Keep in mind throughout the Integrated Corrective Exercise Approach that we’re not trying to make up for bad training. An intelligent and effective corrective exercise approach should incorporate the proper assessment so you can determine your client’s current postural and movement strategy.

How do they hold their body? How do they relate posture into how they move? How do they move? Do they carry the same pattern into all their movement patterns and all the ways they move? These questions must guide our assessment.

Furthermore, we must have the skill level and the knowledge to know what to look for and how to treat the dysfunctions. We must be able to use a corrective exercise strategy to release or activate movements, movement patterns, or muscles, and we must know when to isolate and when to train a movement pattern using the 3 principles of the Integrated Movement System: align, breathe, and control.

The goal with this strategy is to help clients align, breathe, and control and be able to take that newfound alignment, breathing, and control and incorporate these changes into the fundamental movement patterns.

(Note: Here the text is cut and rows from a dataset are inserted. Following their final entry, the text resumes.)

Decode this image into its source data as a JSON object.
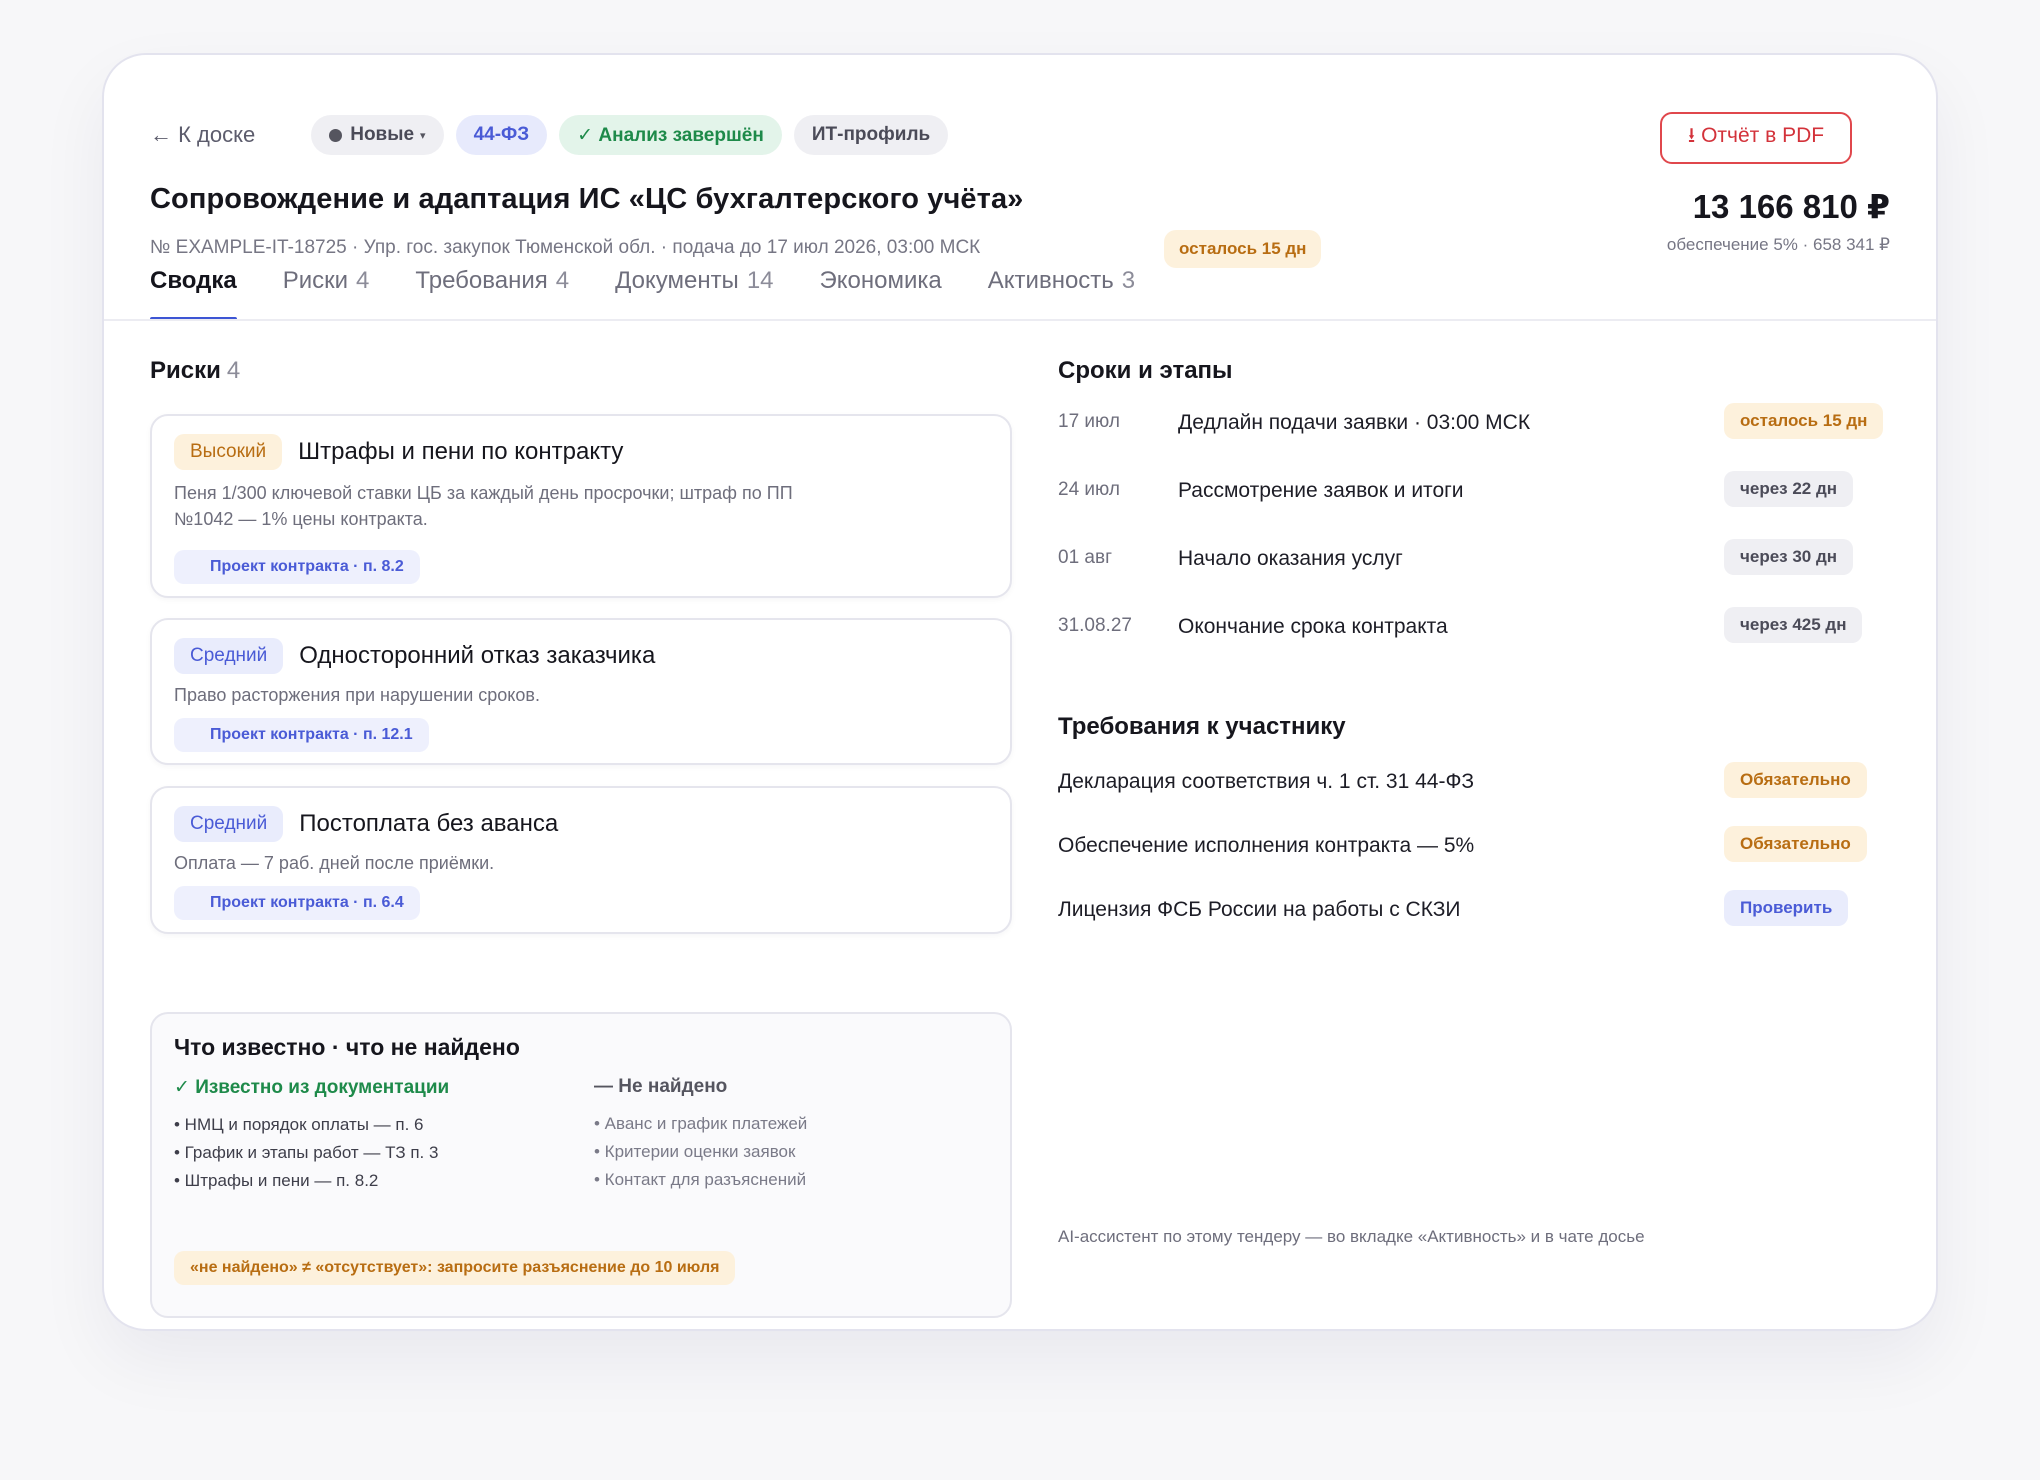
{
  "header": {
    "back_label": "← К доске",
    "status": "Новые",
    "law": "44-ФЗ",
    "analysis": "✓ Анализ завершён",
    "profile": "ИТ-профиль",
    "pdf_button": "⭳ Отчёт в PDF",
    "title": "Сопровождение и адаптация ИС «ЦС бухгалтерского учёта»",
    "meta": "№ EXAMPLE-IT-18725 · Упр. гос. закупок Тюменской обл. · подача до 17 июл 2026, 03:00 МСК",
    "deadline_chip": "осталось 15 дн",
    "amount": "13 166 810 ₽",
    "security": "обеспечение 5% · 658 341 ₽"
  },
  "tabs": [
    {
      "label": "Сводка",
      "count": ""
    },
    {
      "label": "Риски",
      "count": "4"
    },
    {
      "label": "Требования",
      "count": "4"
    },
    {
      "label": "Документы",
      "count": "14"
    },
    {
      "label": "Экономика",
      "count": ""
    },
    {
      "label": "Активность",
      "count": "3"
    }
  ],
  "risks": {
    "title": "Риски",
    "count": "4",
    "items": [
      {
        "severity": "Высокий",
        "title": "Штрафы и пени по контракту",
        "desc": "Пеня 1/300 ключевой ставки ЦБ за каждый день просрочки; штраф по ПП №1042 — 1% цены контракта.",
        "ref": "Проект контракта · п. 8.2"
      },
      {
        "severity": "Средний",
        "title": "Односторонний отказ заказчика",
        "desc": "Право расторжения при нарушении сроков.",
        "ref": "Проект контракта · п. 12.1"
      },
      {
        "severity": "Средний",
        "title": "Постоплата без аванса",
        "desc": "Оплата — 7 раб. дней после приёмки.",
        "ref": "Проект контракта · п. 6.4"
      }
    ]
  },
  "known": {
    "title": "Что известно · что не найдено",
    "known_head": "✓ Известно из документации",
    "known_items": [
      "• НМЦ и порядок оплаты — п. 6",
      "• График и этапы работ — ТЗ п. 3",
      "• Штрафы и пени — п. 8.2"
    ],
    "missing_head": "— Не найдено",
    "missing_items": [
      "• Аванс и график платежей",
      "• Критерии оценки заявок",
      "• Контакт для разъяснений"
    ],
    "note": "«не найдено» ≠ «отсутствует»: запросите разъяснение до 10 июля"
  },
  "stages": {
    "title": "Сроки и этапы",
    "items": [
      {
        "date": "17 июл",
        "label": "Дедлайн подачи заявки · 03:00 МСК",
        "badge": "осталось 15 дн"
      },
      {
        "date": "24 июл",
        "label": "Рассмотрение заявок и итоги",
        "badge": "через 22 дн"
      },
      {
        "date": "01 авг",
        "label": "Начало оказания услуг",
        "badge": "через 30 дн"
      },
      {
        "date": "31.08.27",
        "label": "Окончание срока контракта",
        "badge": "через 425 дн"
      }
    ]
  },
  "requirements": {
    "title": "Требования к участнику",
    "items": [
      {
        "label": "Декларация соответствия ч. 1 ст. 31 44-ФЗ",
        "badge": "Обязательно"
      },
      {
        "label": "Обеспечение исполнения контракта — 5%",
        "badge": "Обязательно"
      },
      {
        "label": "Лицензия ФСБ России на работы с СКЗИ",
        "badge": "Проверить"
      }
    ]
  },
  "ai_note": "AI-ассистент по этому тендеру — во вкладке «Активность» и в чате досье",
  "colors": {
    "accent": "#3d55d4",
    "warning": "#b86d12",
    "success": "#1e8a4a",
    "danger": "#d3323a"
  }
}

With your clients, whatever you do to release and/or activate, most likely you’re going to take into consideration the concepts of their fundamental movement patterns. For example, if we had to release their posture in the hips because they’re gripping their hip too much and have too much myofascial tension in that area, and you’ve taught them how to release that area, then you’re going to need to teach the nervous system how to keep that level of release once they get into the upright position. Furthermore, you then must incorporate it into the fundamental movement patterns themselves.

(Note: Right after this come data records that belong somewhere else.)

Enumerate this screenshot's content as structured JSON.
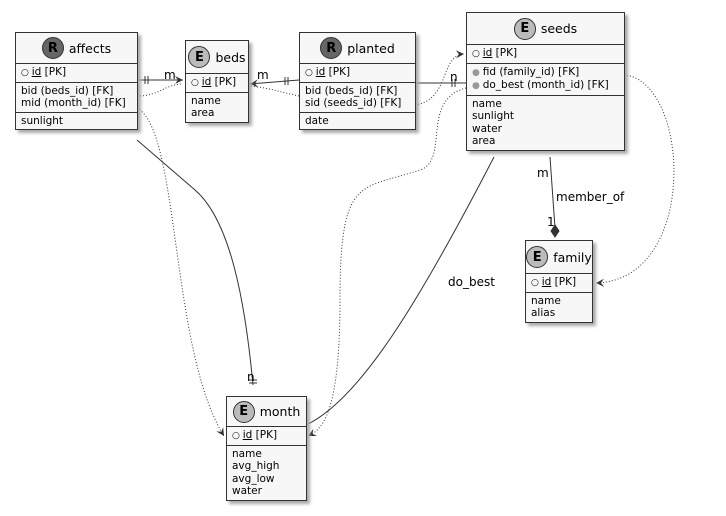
{
  "entities": {
    "affects": {
      "kind": "R",
      "name": "affects",
      "pk": "id",
      "pk_suffix": "[PK]",
      "fks": [
        "bid (beds_id) [FK]",
        "mid (month_id) [FK]"
      ],
      "attrs": [
        "sunlight"
      ]
    },
    "beds": {
      "kind": "E",
      "name": "beds",
      "pk": "id",
      "pk_suffix": "[PK]",
      "attrs": [
        "name",
        "area"
      ]
    },
    "planted": {
      "kind": "R",
      "name": "planted",
      "pk": "id",
      "pk_suffix": "[PK]",
      "fks": [
        "bid (beds_id) [FK]",
        "sid (seeds_id) [FK]"
      ],
      "attrs": [
        "date"
      ]
    },
    "seeds": {
      "kind": "E",
      "name": "seeds",
      "pk": "id",
      "pk_suffix": "[PK]",
      "fks": [
        "fid (family_id) [FK]",
        "do_best (month_id) [FK]"
      ],
      "attrs": [
        "name",
        "sunlight",
        "water",
        "area"
      ]
    },
    "family": {
      "kind": "E",
      "name": "family",
      "pk": "id",
      "pk_suffix": "[PK]",
      "attrs": [
        "name",
        "alias"
      ]
    },
    "month": {
      "kind": "E",
      "name": "month",
      "pk": "id",
      "pk_suffix": "[PK]",
      "attrs": [
        "name",
        "avg_high",
        "avg_low",
        "water"
      ]
    }
  },
  "labels": {
    "m1": "m",
    "m2": "m",
    "n1": "n",
    "n2": "n",
    "m3": "m",
    "one": "1",
    "member_of": "member_of",
    "do_best": "do_best"
  }
}
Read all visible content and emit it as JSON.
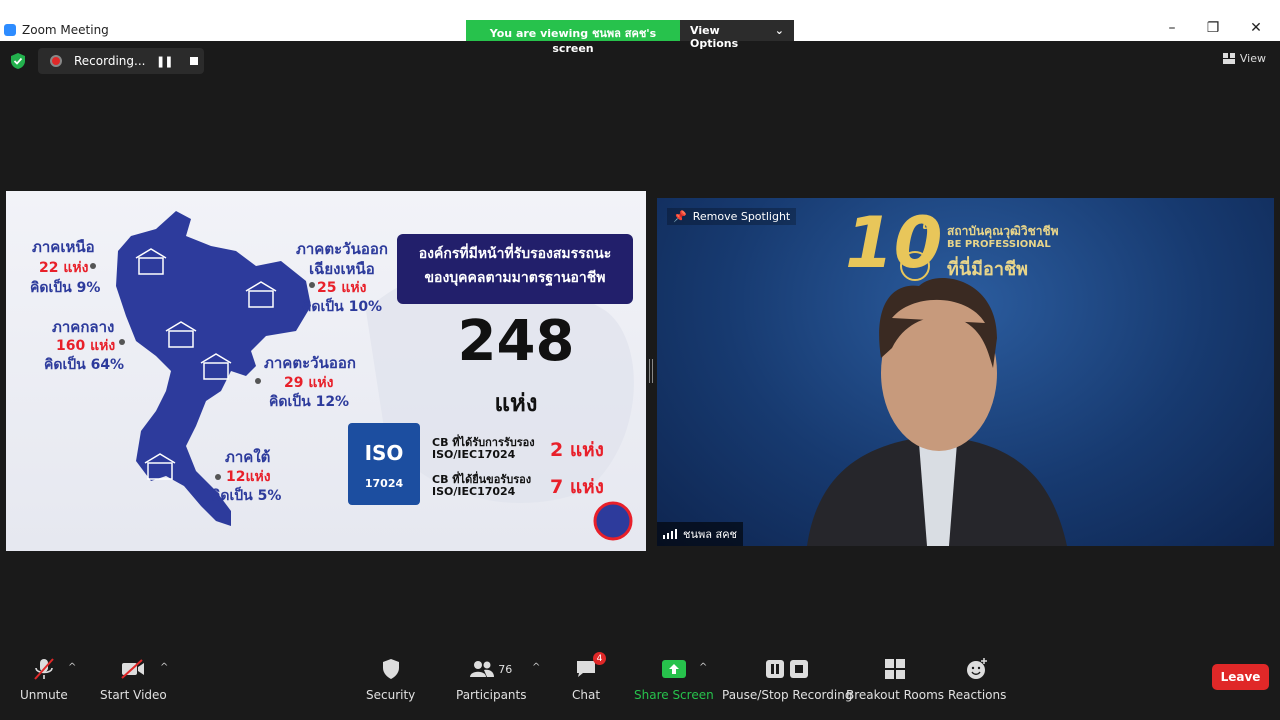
{
  "window": {
    "title": "Zoom Meeting",
    "controls": [
      "–",
      "❐",
      "✕"
    ]
  },
  "share_banner": {
    "viewing_text": "You are viewing ชนพล สคช's screen",
    "view_options": "View Options"
  },
  "recording": {
    "status": "Recording..."
  },
  "view_button": "View",
  "slide": {
    "regions": [
      {
        "name": "ภาคเหนือ",
        "count": "22 แห่ง",
        "percent": "คิดเป็น 9%"
      },
      {
        "name_line1": "ภาคตะวันออก",
        "name_line2": "เฉียงเหนือ",
        "count": "25 แห่ง",
        "percent": "คิดเป็น 10%"
      },
      {
        "name": "ภาคกลาง",
        "count": "160 แห่ง",
        "percent": "คิดเป็น 64%"
      },
      {
        "name": "ภาคตะวันออก",
        "count": "29 แห่ง",
        "percent": "คิดเป็น 12%"
      },
      {
        "name": "ภาคใต้",
        "count": "12แห่ง",
        "percent": "คิดเป็น 5%"
      }
    ],
    "heading_line1": "องค์กรที่มีหน้าที่รับรองสมรรถนะ",
    "heading_line2": "ของบุคคลตามมาตรฐานอาชีพ",
    "total_number": "248",
    "total_unit": "แห่ง",
    "iso_logo_text": "ISO",
    "iso_number": "17024",
    "cb_items": [
      {
        "line1": "CB ที่ได้รับการรับรอง",
        "line2": "ISO/IEC17024",
        "count": "2 แห่ง"
      },
      {
        "line1": "CB ที่ได้ยื่นขอรับรอง",
        "line2": "ISO/IEC17024",
        "count": "7 แห่ง"
      }
    ]
  },
  "video": {
    "remove_spotlight": "Remove Spotlight",
    "participant_name": "ชนพล สคช",
    "banner_10": "10",
    "banner_th": "th",
    "banner_line1": "สถาบันคุณวุฒิวิชาชีพ",
    "banner_line2": "BE PROFESSIONAL",
    "banner_line3": "ที่นี่มีอาชีพ"
  },
  "toolbar": {
    "unmute": "Unmute",
    "start_video": "Start Video",
    "security": "Security",
    "participants": "Participants",
    "participants_count": "76",
    "chat": "Chat",
    "chat_badge": "4",
    "share_screen": "Share Screen",
    "pause_stop": "Pause/Stop Recording",
    "breakout": "Breakout Rooms",
    "reactions": "Reactions",
    "leave": "Leave"
  },
  "colors": {
    "share_green": "#27c24c",
    "leave_red": "#e02828",
    "map_blue": "#2d3b9c",
    "slide_red": "#e8202a"
  }
}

We want to think about doing is to incorporate those cues and concepts into their fundamental movement patterns so there’s more long-term carryover than there would be without them.

Many of our clients go through the same unfortunate pattern. They are releasing and/or activating through a corrective exercise strategy, but it all falls apart when they get into their fundamental patterns, when the load gets too hard, when the volume becomes too great, when the frequency becomes too high, when they’re not recuperating well enough, and/or when fatigue sets in. At those points, they revert to their gripping strategy, their holding strategy, or that chronic pattern that they’ve developed.

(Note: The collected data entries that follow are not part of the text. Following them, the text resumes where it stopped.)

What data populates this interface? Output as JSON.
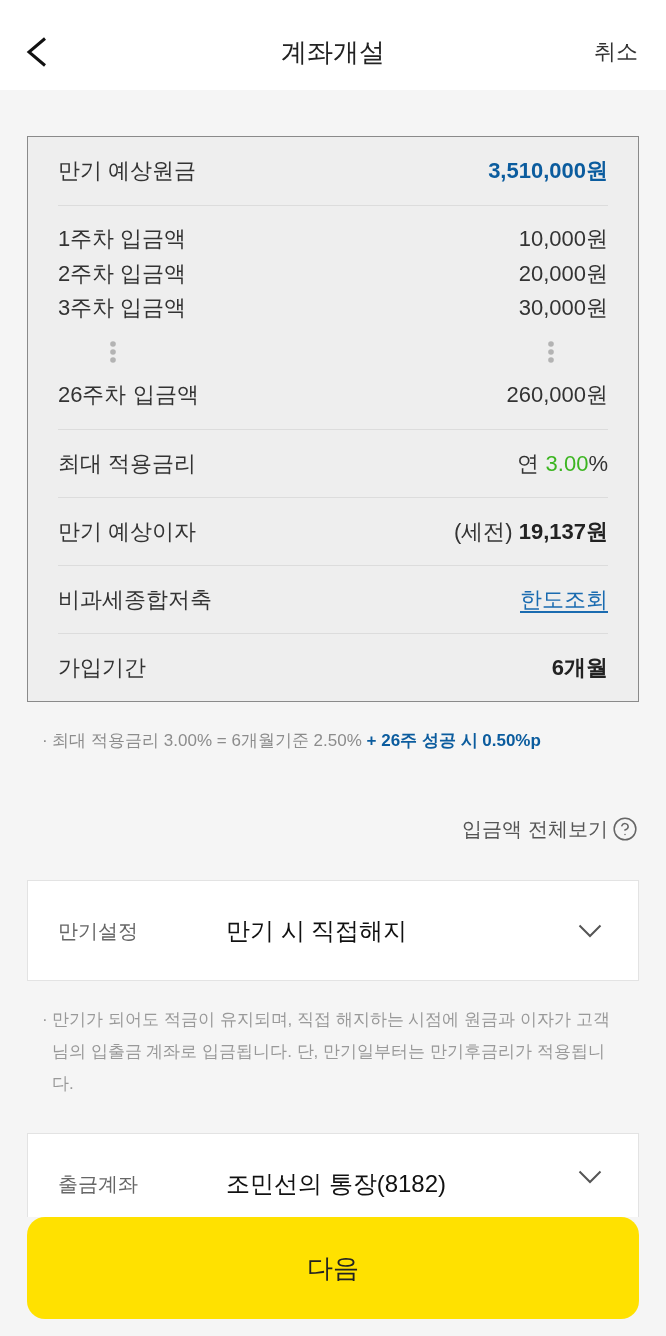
{
  "header": {
    "title": "계좌개설",
    "cancel": "취소"
  },
  "summary": {
    "rows": [
      {
        "kind": "highlight",
        "label": "만기 예상원금",
        "value": "3,510,000원"
      },
      {
        "kind": "deposits",
        "items": [
          {
            "kind": "row",
            "label": "1주차 입금액",
            "value": "10,000원"
          },
          {
            "kind": "row",
            "label": "2주차 입금액",
            "value": "20,000원"
          },
          {
            "kind": "row",
            "label": "3주차 입금액",
            "value": "30,000원"
          },
          {
            "kind": "ellipsis"
          },
          {
            "kind": "row",
            "label": "26주차 입금액",
            "value": "260,000원"
          }
        ]
      },
      {
        "kind": "rate",
        "label": "최대 적용금리",
        "prefix": "연",
        "rate": "3.00",
        "unit": "%"
      },
      {
        "kind": "rich",
        "label": "만기 예상이자",
        "value": "(세전) **19,137원**"
      },
      {
        "kind": "link",
        "label": "비과세종합저축",
        "value": "한도조회"
      },
      {
        "kind": "bold",
        "label": "가입기간",
        "value": "6개월"
      }
    ]
  },
  "rate_note": {
    "text": "· 최대 적용금리 3.00% = 6개월기준 2.50%",
    "highlight": "+ 26주 성공 시 0.50%p"
  },
  "deposit_schedule_link": "입금액 전체보기",
  "maturity": {
    "label": "만기설정",
    "value": "만기 시 직접해지",
    "note": "· 만기가 되어도 적금이 유지되며, 직접 해지하는 시점에 원금과 이자가 고객님의 입출금 계좌로 입금됩니다. 단, 만기일부터는 만기후금리가 적용됩니다."
  },
  "withdrawal_account": {
    "label": "출금계좌",
    "value": "조민선의 통장(8182)"
  },
  "next_button": "다음"
}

So what we want to do, and how we can be most successful as an Integrative Corrective Exercise Specialist is by taking this information here from the assessment about your client’s current strategy, using the principles of alignment, breathing, control, take that release and activation into, and integrate it into the fundamental movement patterns of pushing, pulling, squatting, bending, rotating, and gait.

Teaching them how to integrate these concepts, alignment, breathing, and control, as they move through progressions you take them through so that you marry your client’s needs.

  • What do they need?
  • What do they need to release?
  • What do they need to activate?
  • Do they need a different cue?

What do they want to accomplish, what do they need to do to accomplish their health and fitness goals?

You marry that with what their goals are and that’s how you use this paradigm to its greatest effect.

Teach them how to develop a more optimal postural and movement strategy in the realm of their health and fitness goals.

That will enable you to be the specialist that your clients need, want, and will seek out, and that’s really what the Integrative Corrective Exercise Approach is in a nutshell.

Teaching you how to develop the skill set, knowledge, and the tools that you need to help your client develop a better postural and movement strategy.